The tone of his voice must have scared Dr. Horning, because he outlined an exhausting program of feedings every three hours for the next four months. Since Juts was languishing abed, that meant Daddy had to do it. Sis fed me during the day while Dad worked, then he got up during the night for the month it took Mom (Juts is always Mom) to recover. After that, they shared the burden.
Sometimes in the ensuing months Dad woke up when Mom did, so they’d feed me together. Their marriage careened into a few potholes over the years, what marriage doesn’t, but I think those nights were some of the happiest times they spent together.
Not only did I live, I flourished. They fed me so much I resembled a sumo wrestler. Well coordinated, I crawled everywhere, got into everything. Mickey, the long-haired tiger cat who slept in my crib, fascinated me. I crawled after him morning, noon and night. I spoke early, too, and as luck would have it, the first word out of my mouth was “Dada.” “Mama” surely followed soon after, or Mother would have burst a blood vessel through jealousy. The next grand pronunciation was “kiddle cat.”
As to my natural mother, Juliann, she disappeared again. A pretty young woman, she knew she had to get out of Dodge because even if everyone forgave her, no one would forget, least of all her own father, Jack Young. He wasn’t too thrilled about me, either. Then again, neither were Daddy’s parents, Caroline and Reuben Brown. In fact, Caroline was positively poisonous.
Merrily crawling, cooing and cuddling with Mickey, I hadn’t a clue as to the controversy I’d caused.
Juts told the tale of my beginnings many times. Aunt Mimi assisted. Surely there are other sides to this story, but I know only theirs.

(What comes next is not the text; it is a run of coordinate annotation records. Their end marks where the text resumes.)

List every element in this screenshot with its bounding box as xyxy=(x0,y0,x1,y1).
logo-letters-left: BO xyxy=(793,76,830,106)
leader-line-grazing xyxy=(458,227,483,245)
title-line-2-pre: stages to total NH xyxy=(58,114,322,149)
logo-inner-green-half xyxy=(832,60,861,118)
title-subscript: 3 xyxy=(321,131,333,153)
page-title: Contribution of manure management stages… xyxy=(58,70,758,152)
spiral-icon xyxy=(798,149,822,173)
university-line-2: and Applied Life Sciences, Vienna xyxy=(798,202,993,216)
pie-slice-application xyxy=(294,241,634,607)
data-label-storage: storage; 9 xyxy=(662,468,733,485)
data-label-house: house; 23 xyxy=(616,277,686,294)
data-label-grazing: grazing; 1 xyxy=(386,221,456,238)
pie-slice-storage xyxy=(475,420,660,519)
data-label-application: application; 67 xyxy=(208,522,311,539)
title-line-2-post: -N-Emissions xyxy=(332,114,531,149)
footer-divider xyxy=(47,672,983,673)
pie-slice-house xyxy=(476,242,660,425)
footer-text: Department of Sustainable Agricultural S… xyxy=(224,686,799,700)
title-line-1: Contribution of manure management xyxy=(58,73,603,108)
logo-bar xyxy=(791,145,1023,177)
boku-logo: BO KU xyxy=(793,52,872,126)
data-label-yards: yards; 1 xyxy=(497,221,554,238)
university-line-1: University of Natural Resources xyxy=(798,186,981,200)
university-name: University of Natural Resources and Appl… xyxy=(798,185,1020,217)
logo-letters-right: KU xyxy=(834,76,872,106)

I arrived by the back door, but I arrived.
You’ve met the irrepressible Juts if you’ve read Six of One or Bingo. You’ve also met Mimi, who is called Louise in those volumes. I called her Little Mimi or Aunt Mimi since her mother, a glorious, radiant woman, was Big Mimi. Big Mimi Buckingham was as wide as she was tall. In the novels she’s Cora.
In case you haven’t read them, here’s Mom: five foot two, with a trim, feminine figure, which she exploited to the fullest, dove gray eyes, curly light brown hair and a tongue that could rust a cannon. Mimi Dundore, four years older, possibly more since there was an awful lot of age fudging going on, could have been her twin. Mom was born in 1905. Let’s give Aunt Mimi the benefit of the doubt and say she was born in 1901, christened Monza Alverta Buckingham after a popular stage comedienne of the turn of the century. She hated being labeled Monzie and as soon as she was legally able she changed her name to Mary. Not that the older generation paid her a bit of mind on that. She finally wore them down until even Big Mimi called her Mary.